Abstract:Deep learning is widely used in the most recent automatic sleep scoring algorithms. Its popularity stems from its excellent performance and from its ability to directly process raw signals and to learn feature from the data. Most of the existing scoring algorithms exploit very computationally demanding architectures, due to their high number of training parameters, and process lengthy time sequences in input (up to 12 minutes). Only few of these architectures provide an estimate of the model uncertainty. In this study we propose DeepSleepNet-Lite, a simplified and lightweight scoring architecture, processing only 90-seconds EEG input sequences. We exploit, for the first time in sleep scoring, the Monte Carlo dropout technique to enhance the performance of the architecture and to also detect the uncertain instances.
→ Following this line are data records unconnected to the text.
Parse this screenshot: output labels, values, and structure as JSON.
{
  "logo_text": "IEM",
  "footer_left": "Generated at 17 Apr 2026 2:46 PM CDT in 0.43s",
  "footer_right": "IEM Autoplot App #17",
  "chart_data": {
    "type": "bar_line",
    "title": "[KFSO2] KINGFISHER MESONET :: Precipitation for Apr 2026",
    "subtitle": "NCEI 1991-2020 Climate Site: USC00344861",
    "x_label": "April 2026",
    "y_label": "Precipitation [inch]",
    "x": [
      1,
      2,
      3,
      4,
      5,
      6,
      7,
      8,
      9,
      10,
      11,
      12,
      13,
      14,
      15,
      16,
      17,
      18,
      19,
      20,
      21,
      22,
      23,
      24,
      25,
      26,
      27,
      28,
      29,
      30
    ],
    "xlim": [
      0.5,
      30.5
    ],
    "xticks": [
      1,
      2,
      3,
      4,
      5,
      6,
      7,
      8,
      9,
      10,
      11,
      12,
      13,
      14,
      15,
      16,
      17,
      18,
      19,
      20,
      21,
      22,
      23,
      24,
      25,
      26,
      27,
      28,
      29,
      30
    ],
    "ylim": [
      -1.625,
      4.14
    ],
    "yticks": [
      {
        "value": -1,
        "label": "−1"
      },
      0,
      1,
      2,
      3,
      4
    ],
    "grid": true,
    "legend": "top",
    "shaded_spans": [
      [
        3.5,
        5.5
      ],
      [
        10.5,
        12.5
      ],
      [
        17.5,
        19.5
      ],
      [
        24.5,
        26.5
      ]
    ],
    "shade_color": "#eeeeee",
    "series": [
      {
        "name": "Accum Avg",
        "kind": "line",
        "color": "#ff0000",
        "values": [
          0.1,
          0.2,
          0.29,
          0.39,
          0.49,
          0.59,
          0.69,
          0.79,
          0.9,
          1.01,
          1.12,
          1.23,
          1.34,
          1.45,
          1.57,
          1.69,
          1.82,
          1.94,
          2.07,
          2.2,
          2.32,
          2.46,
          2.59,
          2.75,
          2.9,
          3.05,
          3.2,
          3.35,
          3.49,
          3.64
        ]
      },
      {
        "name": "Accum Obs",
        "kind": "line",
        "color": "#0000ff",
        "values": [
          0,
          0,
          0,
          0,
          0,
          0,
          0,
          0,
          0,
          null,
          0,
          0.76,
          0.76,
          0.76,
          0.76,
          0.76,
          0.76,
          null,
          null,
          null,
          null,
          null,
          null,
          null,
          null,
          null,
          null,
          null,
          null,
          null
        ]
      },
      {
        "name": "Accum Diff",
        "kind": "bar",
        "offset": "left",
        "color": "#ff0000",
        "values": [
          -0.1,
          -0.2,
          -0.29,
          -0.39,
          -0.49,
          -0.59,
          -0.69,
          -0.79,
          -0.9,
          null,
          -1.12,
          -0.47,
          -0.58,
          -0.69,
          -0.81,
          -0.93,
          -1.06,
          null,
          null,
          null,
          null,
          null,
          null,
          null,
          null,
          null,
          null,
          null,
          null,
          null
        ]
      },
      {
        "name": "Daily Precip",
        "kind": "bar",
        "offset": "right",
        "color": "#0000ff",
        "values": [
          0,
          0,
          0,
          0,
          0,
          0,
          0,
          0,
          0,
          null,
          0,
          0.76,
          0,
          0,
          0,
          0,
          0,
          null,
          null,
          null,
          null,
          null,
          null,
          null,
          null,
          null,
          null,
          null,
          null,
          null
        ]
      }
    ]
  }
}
The evaluation is performed on a single-channel EEG Fpz-Cz from the open source Sleep-EDF expanded database. DeepSleepNet-Lite achieves slightly lower performance, if not on par, compared to the existing state-of-the-art architectures, in overall accuracy, macro F1-score and Cohen's kappa (on Sleep-EDF v1-2013 +/-30mins: 84.0%, 78.0%, 0.78; on Sleep-EDF v2-2018 +/-30mins: 80.3%, 75.2%, 0.73). Monte Carlo dropout enables the estimate of the uncertain predictions. By rejecting the uncertain instances, the model achieves higher performance on both versions of the database (on Sleep-EDF v1-2013 +/-30mins: 86.1.0%, 79.6%, 0.81; on Sleep-EDF v2-2018 +/-30mins: 82.3%, 76.7%, 0.76). Our lighter sleep scoring approach paves the way to the application of scoring algorithms for sleep analysis in real-time.